Why is a tensor non-contiguous on one machine, but contiguous on another?

I’m running the exact same code on 2 virtual machines, each of them has the same os, same python package versions.

from multimodal_transformers.model import BertWithTabular, TabularConfig
from transformers import BertTokenizer, BertConfig

if __name__ == "__main__":
    pretrained_model_name = "SZTAKI-HLT/hubert-base-cc"
    tokenizer = BertTokenizer.from_pretrained(pretrained_model_name)
    bert_config = BertConfig.from_pretrained(pretrained_model_name)
    tabular_config = TabularConfig(
        combine_feat_method="text_only",
        cat_feat_dim=0,
        numerical_feat_dim=0,
        num_labels=7,
    )
    bert_config.tabular_config = tabular_config

    model = BertWithTabular.from_pretrained(pretrained_model_name, config=bert_config)

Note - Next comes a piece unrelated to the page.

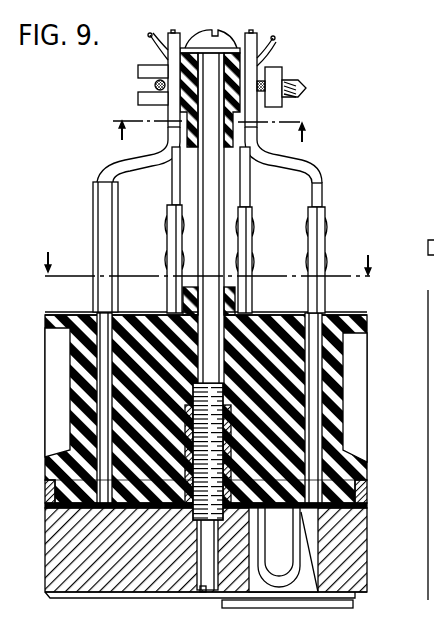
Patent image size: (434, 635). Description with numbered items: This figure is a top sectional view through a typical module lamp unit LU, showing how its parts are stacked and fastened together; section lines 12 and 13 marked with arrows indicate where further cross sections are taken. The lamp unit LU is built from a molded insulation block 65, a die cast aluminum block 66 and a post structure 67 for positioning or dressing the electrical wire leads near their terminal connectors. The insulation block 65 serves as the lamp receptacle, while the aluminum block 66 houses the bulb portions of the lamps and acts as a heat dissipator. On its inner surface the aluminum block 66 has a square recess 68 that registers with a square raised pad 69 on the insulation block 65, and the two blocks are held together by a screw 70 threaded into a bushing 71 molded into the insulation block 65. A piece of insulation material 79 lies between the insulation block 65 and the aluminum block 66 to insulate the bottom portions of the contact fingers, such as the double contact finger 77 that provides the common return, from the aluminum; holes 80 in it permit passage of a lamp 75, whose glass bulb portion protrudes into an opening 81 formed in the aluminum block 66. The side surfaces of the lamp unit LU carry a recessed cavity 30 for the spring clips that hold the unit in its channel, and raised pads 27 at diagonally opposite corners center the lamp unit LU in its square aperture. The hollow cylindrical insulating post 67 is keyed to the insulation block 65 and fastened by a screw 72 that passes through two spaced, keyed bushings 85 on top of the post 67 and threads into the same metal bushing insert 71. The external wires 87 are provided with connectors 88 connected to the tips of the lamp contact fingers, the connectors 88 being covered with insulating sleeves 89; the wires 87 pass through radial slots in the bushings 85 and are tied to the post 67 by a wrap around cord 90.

When I check model.state_dict(), I can see some of the tensors are always non-contiguous on one machine, while all of them are contiguous on the other machine, which results in error when trying to save the model. I can’t figure out what determines if the tensor is contiguous or not. Do I need to convert tensors to contiguous before saving? I don’t feel like that is normal.

I would also like to mention that the first machine didn’t have this problem a few weeks ago, no idea what changed.

This is indeed strange. Does the error show which tensors are not contiguous? If so could you check how these tensors were initialized and possibly manipulated in your code?

They come from a pretrained model (SZTAKI-HLT/hubert-base-cc · Hugging Face), so I don’t know how the tensors were initialized and manipulated, but the problem is definitely related to the model, since I tried loading another model (google-bert/bert-base-uncased · Hugging Face), and it doesn’t have this problem, all the tensors are contiguous.

So I guess there is nothing we can do about it.